French prosecutors said on Thursday that further analysis of a piece of an airplane wing that washed up on a remote Indian Ocean island had allowed investigators here to determine “with certitude” that it came from Malaysia Airlines Flight 370, which disappeared in March 2014 with 239 people on board.
Investigators examining the debris, which was found on the French island of Réunion in July, said that a serial number inside the wing piece corresponded with records of the Spanish company that supplied the piece to Boeing, which built the plane, a 777, in 2002.
Experts from Boeing and the United States National Transportation Safety Board had previously determined that the wing piece, known as a flaperon, was from a Boeing 777. But an initial examination in August failed to find any unique identifying numbers to establish an irrefutable connection to the missing plane.
In a statement, the Paris prosecutor’s office said that technicians from France and Spain identified three serial numbers from inside the flaperon by using an endoscope — a flexible tube with a light and camera on its end — and matched one of them with the manufacturer’s records.
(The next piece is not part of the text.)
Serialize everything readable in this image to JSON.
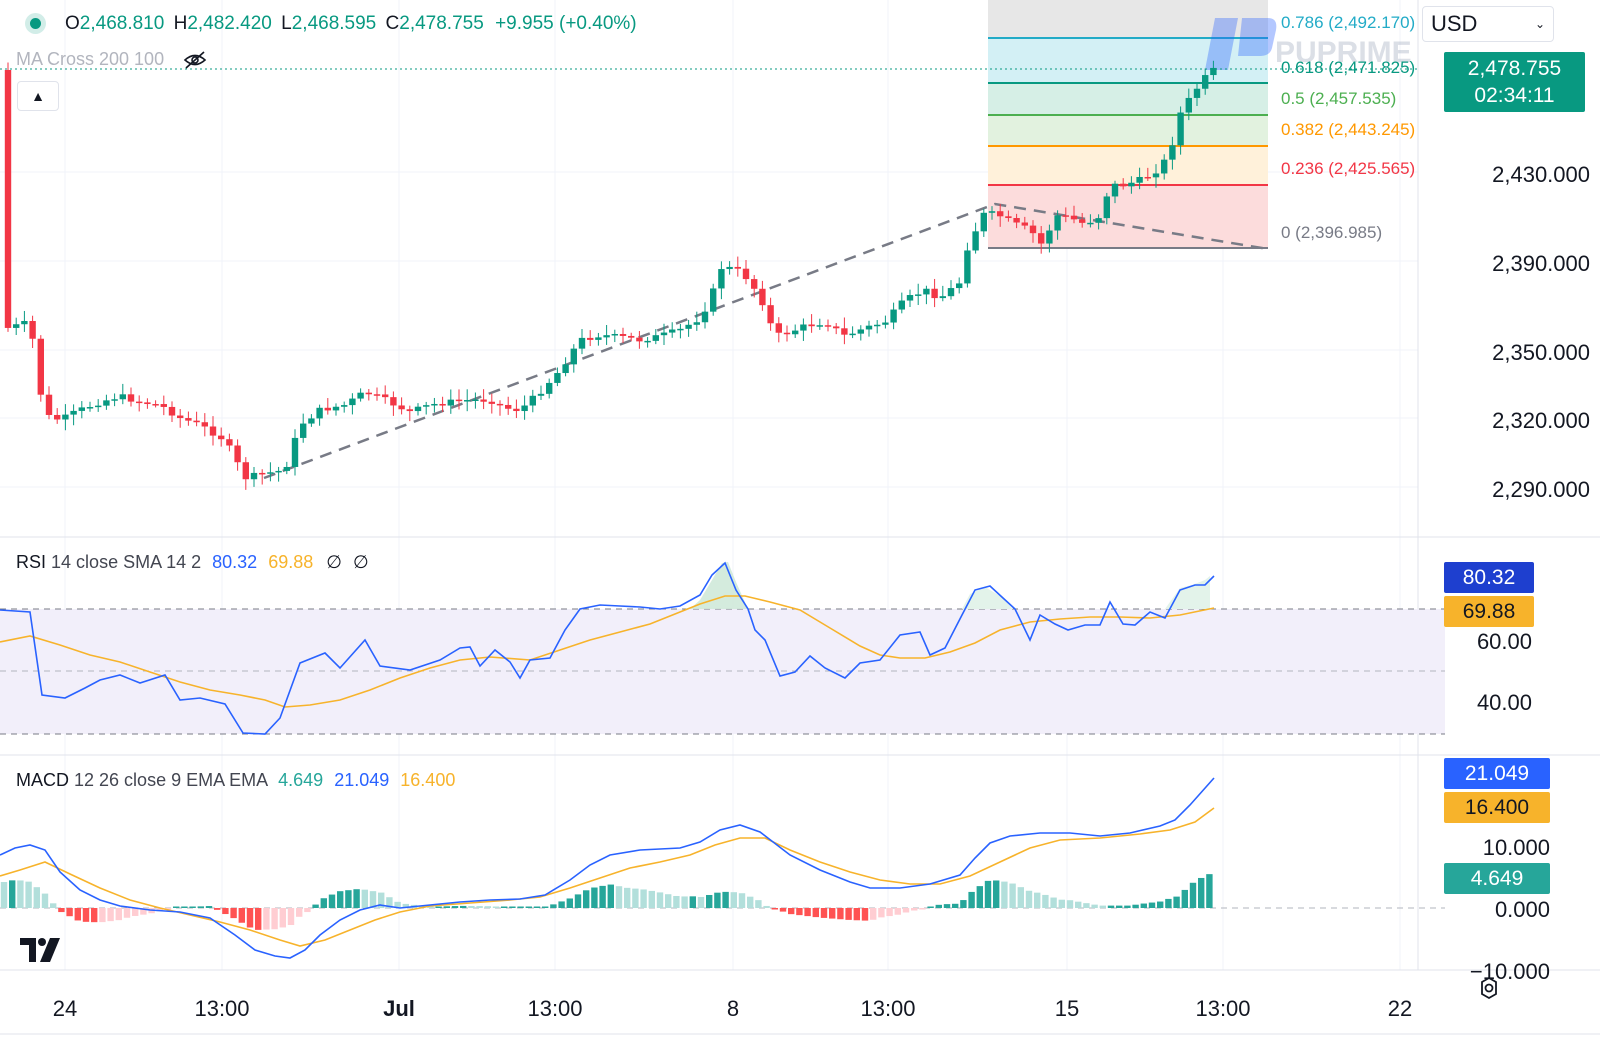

The discovery confirmed an Aug. 5 declaration by Prime Minister Najib Razak of Malaysia that the part had definitely come from the plane.
It also eliminated lingering doubts about the part’s link to Flight 370, which were based on a modification to the flaperon part that did not appear to match what investigators had expected based on the airline’s maintenance records.
But experts have said that a positive identification of a single piece of the plane isunlikely to yield significant clues to where precisely the plane crashed into the sea.